Poocholamad is 7 km away from NH17 (Kakkad) and 2 km from Vengara. There is some bus service from Vengara and Kunnumpuram. The nearest airport is Calicut International Airport, 15 km away. There is a railway station in Parappanangadi, 20 km away from the village. The capital city is Malappuram, located 17 km away from the village. The nearest university is Calicut University, 16 km away.

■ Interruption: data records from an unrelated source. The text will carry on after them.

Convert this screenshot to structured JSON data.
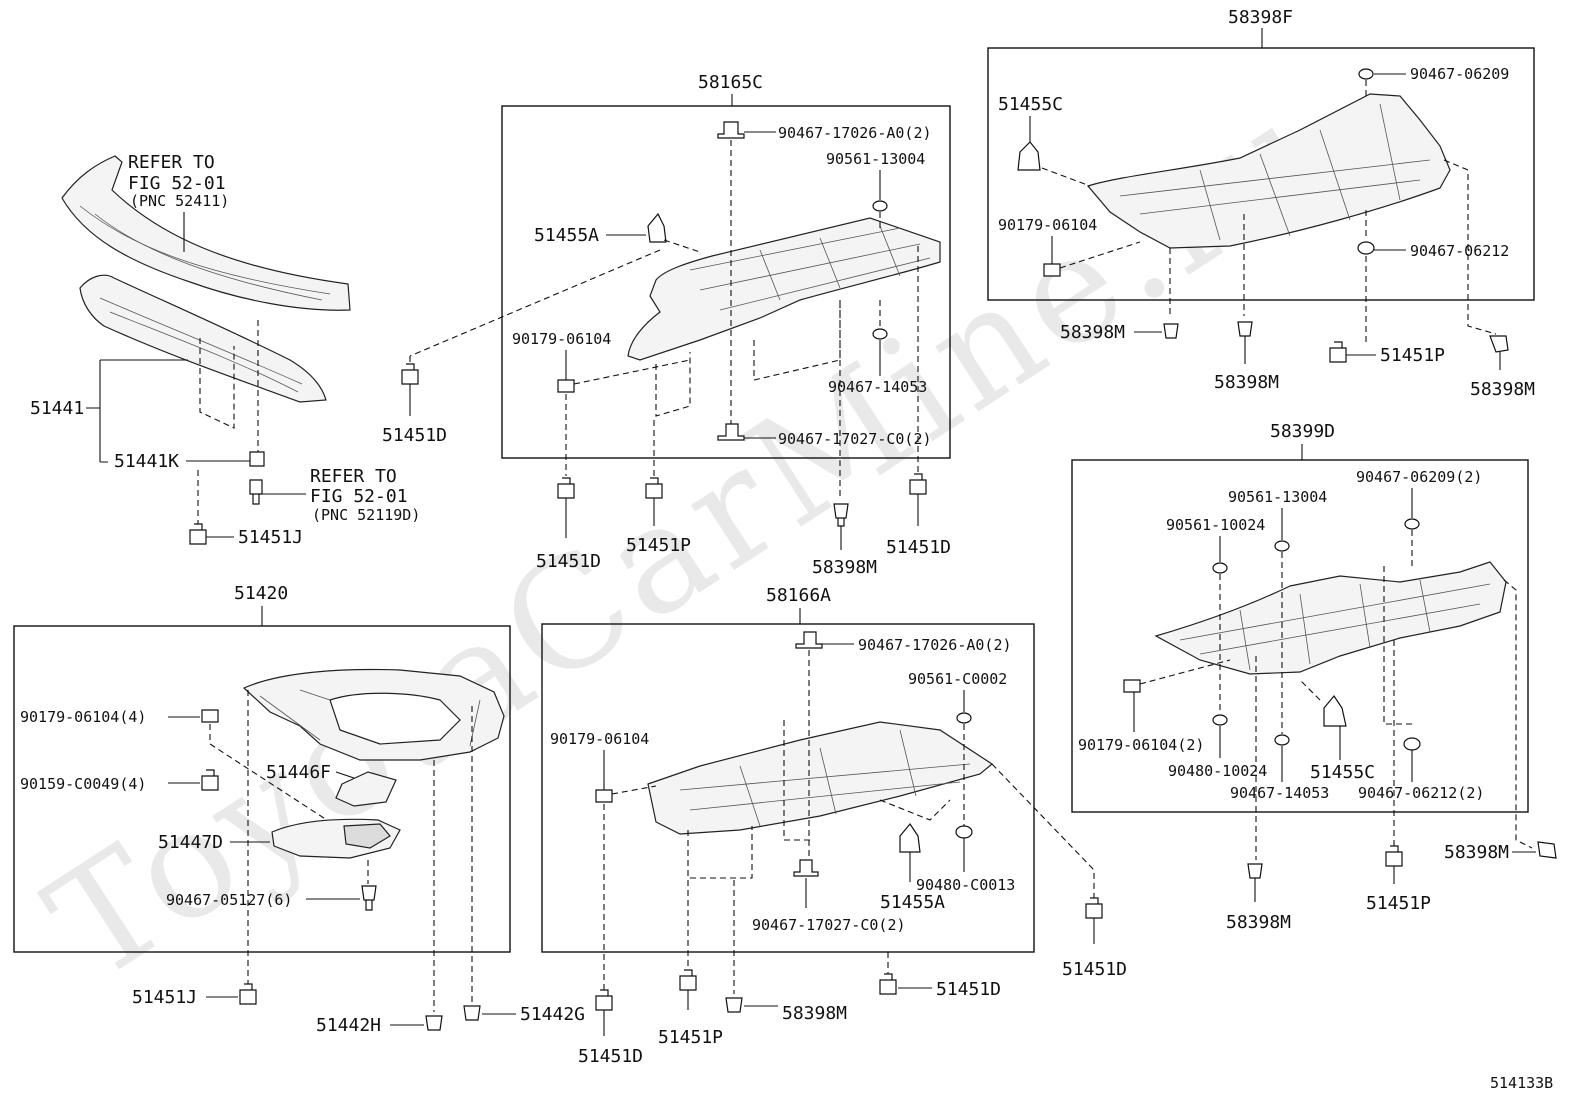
{
  "watermark": "ToyotaCarMine.ru",
  "diagram_id": "514133B",
  "groups": {
    "front_bumper_lower": {
      "refer_top": [
        "REFER TO",
        "FIG 52-01",
        "(PNC 52411)"
      ],
      "refer_bottom": [
        "REFER TO",
        "FIG 52-01",
        "(PNC 52119D)"
      ],
      "p51441": "51441",
      "p51441K": "51441K",
      "p51451J": "51451J"
    },
    "g58165C": {
      "title": "58165C",
      "labels": [
        "90467-17026-A0(2)",
        "90561-13004",
        "51455A",
        "90179-06104",
        "90467-14053",
        "90467-17027-C0(2)"
      ],
      "below": [
        "51451D",
        "51451D",
        "51451P",
        "58398M",
        "51451D"
      ]
    },
    "g58398F": {
      "title": "58398F",
      "labels": [
        "90467-06209",
        "51455C",
        "90179-06104",
        "90467-06212"
      ],
      "below": [
        "58398M",
        "58398M",
        "51451P",
        "58398M"
      ]
    },
    "g58399D": {
      "title": "58399D",
      "labels": [
        "90467-06209(2)",
        "90561-13004",
        "90561-10024",
        "90179-06104(2)",
        "90480-10024",
        "51455C",
        "90467-14053",
        "90467-06212(2)"
      ],
      "below": [
        "58398M",
        "58398M",
        "51451P"
      ]
    },
    "g51420": {
      "title": "51420",
      "labels": [
        "90179-06104(4)",
        "90159-C0049(4)",
        "51446F",
        "51447D",
        "90467-05127(6)"
      ],
      "below": [
        "51451J",
        "51442H",
        "51442G"
      ]
    },
    "g58166A": {
      "title": "58166A",
      "labels": [
        "90467-17026-A0(2)",
        "90561-C0002",
        "90179-06104",
        "90480-C0013",
        "51455A",
        "90467-17027-C0(2)"
      ],
      "below": [
        "51451D",
        "51451P",
        "58398M",
        "51451D",
        "51451D"
      ]
    }
  }
}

==Educational institutions in Poocholamad==
- Government Lower Primary School Nottappuram
- Misbahul Islam Madrassa
- Poocholamad Anganwadi high school

===Schools near Poocholamad===
- G.M.U.P School, Kannamangalam(Achanambalam)
- P.P.T.M.Y.High School, Cherur
- Govt. Girls High School, Vengara

===Colleges near Poocholamad===
- P.S.M.O. College, Tirurangadi
- E.M.E.A college, Kondotty
- Government College, Malappuram

==Places of worship==
- Poocholamad Juma Masjid
- Thonniyil Shiva Temple

==Special attractions==
- Nharan Kulam (Pond)
- Thazhathe Kulam
- Puthan Kulam

==Culture==
Poocholamadu village is a predominantly Muslim populated area. Hindus exist in comparatively smaller numbers. The culture of the locals is based upon Muslim traditions. Duffmuttu, Kolkali, and Aravana muttu are common folk arts of this locality. There are many libraries attached to mosques giving a rich source of Islamic studies. Most of the books are written in Arabi-Malayalam which is a version of the Malayalam language written in Arabic script. People gather in mosques for their evening prayer and remain sitting after the prayers discussing social and cultural issues. Business and family issues are also sorted out during these evening meetings. The Hindu minority of this area keeps their rich traditions by celebrating various festivals in their temples. Hindu rituals are done here with a regular devotion like other parts of Kerala.

==Transportation==
Poocholamadu connects to other parts of India through Parappanangadi town. National Highway 66 passes through Ramanattukara and the northern stretch connects to Goa and Mumbai. The southern stretch connects to Cochin and Trivandrum. State Highway 28 starts from Nilambur and connects to Ooty, Mysore, and Bangalore through Highways 12, 29, and 181. The nearest airport is at Kozhikode. The nearest major railway station is at Parappanangadi.